四川省の家のベランダや窓で目にする肉の塊

窓からぶら下がる、飴色に変色した肉やソーセージを見ると、「四川にやってきた!」と言う気分になります。四川省では、肌寒い季節になると、多くの家庭が、田舎であれ都会であれ、窓やベランダに肉の塊とソーセージをぶら下げています。外国人旅行者から見れば、「鳥につつかれないのかな?」、「雨が降ったら、どうするんだろう?」と気になってしょうがありません。これは四川人のお正月やお祝いの席には欠かせない「腊肉(ラーロウ)」と「腊腸(ラーチャン)」です。もちろん、普段の食事の時にも食べる、この腊肉と腊腸は四川人の生活になくてはならない肉です。
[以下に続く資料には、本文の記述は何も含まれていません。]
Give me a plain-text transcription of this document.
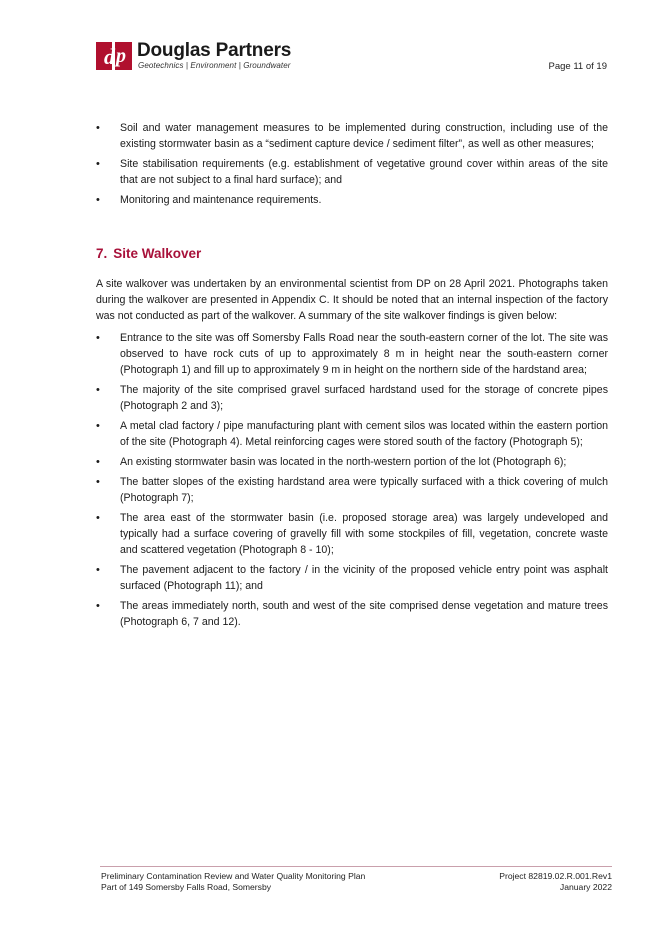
d p Douglas Partners
Geotechnics | Environment | Groundwater	Page 11 of 19
• Soil and water management measures to be implemented during construction, including use of the existing stormwater basin as a “sediment capture device / sediment filter”, as well as other measures;
• Site stabilisation requirements (e.g. establishment of vegetative ground cover within areas of the site that are not subject to a final hard surface); and
• Monitoring and maintenance requirements.
7. Site Walkover

A site walkover was undertaken by an environmental scientist from DP on 28 April 2021. Photographs taken during the walkover are presented in Appendix C. It should be noted that an internal inspection of the factory was not conducted as part of the walkover. A summary of the site walkover findings is given below:

• Entrance to the site was off Somersby Falls Road near the south-eastern corner of the lot. The site was observed to have rock cuts of up to approximately 8 m in height near the south-eastern corner (Photograph 1) and fill up to approximately 9 m in height on the northern side of the hardstand area;
• The majority of the site comprised gravel surfaced hardstand used for the storage of concrete pipes (Photograph 2 and 3);
• A metal clad factory / pipe manufacturing plant with cement silos was located within the eastern portion of the site (Photograph 4). Metal reinforcing cages were stored south of the factory (Photograph 5);
• An existing stormwater basin was located in the north-western portion of the lot (Photograph 6);
• The batter slopes of the existing hardstand area were typically surfaced with a thick covering of mulch (Photograph 7);
• The area east of the stormwater basin (i.e. proposed storage area) was largely undeveloped and typically had a surface covering of gravelly fill with some stockpiles of fill, vegetation, concrete waste and scattered vegetation (Photograph 8 - 10);
• The pavement adjacent to the factory / in the vicinity of the proposed vehicle entry point was asphalt surfaced (Photograph 11); and
• The areas immediately north, south and west of the site comprised dense vegetation and mature trees (Photograph 6, 7 and 12).
Preliminary Contamination Review and Water Quality Monitoring Plan
Part of 149 Somersby Falls Road, Somersby
Project 82819.02.R.001.Rev1
January 2022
ラーロウとラーチャンは四川省の冬の風物詩。干す期間や使うスパイスは、家ごとに異なります ラーロウとラーチャンは四川省の冬の風物詩。干す期間や使うスパイスは、家ごとに異なります

すっきりしないお天気が四川料理の源

中国の西南部に位置する四川省は、雲南、甘粛、青海、陝西、貴州省とチベット自治区に接している大きな省ですが、山と丘陵が85%近くを占めています。四川省の人口が密集している四川盆地は、日照時間が短く、夏は蒸し暑く、冬もじわ〜っと寒いところです。年間を通して、すっきりしないお天気なので、体の中から汗を出るように豆板醤や唐辛子を使った辛い料理が生まれたと言われています。外に吊るして、じっくり肉を熟成させてから食べるという肉食文化が生まれたのは、こんな土地です。

簡単! 四川名物のラーロウの作り方

今、自分で豚の腸を手に入れて、細かく刻んだ豚肉を腸の袋につめるというソーセージ作りをしている人は減ってきています。ソーセージより簡単にできる四川風腊肉の作り方をご紹介します。夏は腐ってしまうので、腊肉作りに適した季節は、冬です。冬至が近づくと、四川人の家庭では、豚ばら肉の塊を買います。豚ばら肉の塊に塩、酒、五香粉、花椒などをふりかけて、手でもみこみ、1日おいておきます。翌日から約1週間以上、風通しのよいところにぶら下げます。水分が抜け、うまみがました肉を炭火で薫製にしたら、できあがり。

まずは「ラーロウバイツァイ」を作ってみよう!

四川人の親が、遠く離れた地に住む息子や娘を訪ねて行く時、必ずといっていいほどこの腊肉を持っていきます。子供に故郷の味を食べさせたいと思ったら、腊肉といわれています。腊肉は炒めて良し、蒸して良しと、使い方は様々です。私が好きなのは、白菜と一緒に蒸すだけの「腊肉白菜(ラーロウバイツァイ)」です。適当に切った大量の白菜の上に、5ミリほどの厚さに切った腊肉を適当にのせ、蒸し器で20〜30分蒸すだけ。調味料は一切なし。腊肉からじんわりあふれ出したうまみが、クタクタの白菜にしみこんで、感動的においしい料理です。腊肉は、四川省ならスーパーで簡単に買える食材です。ぜひ、一切れ買って、お試しあれ!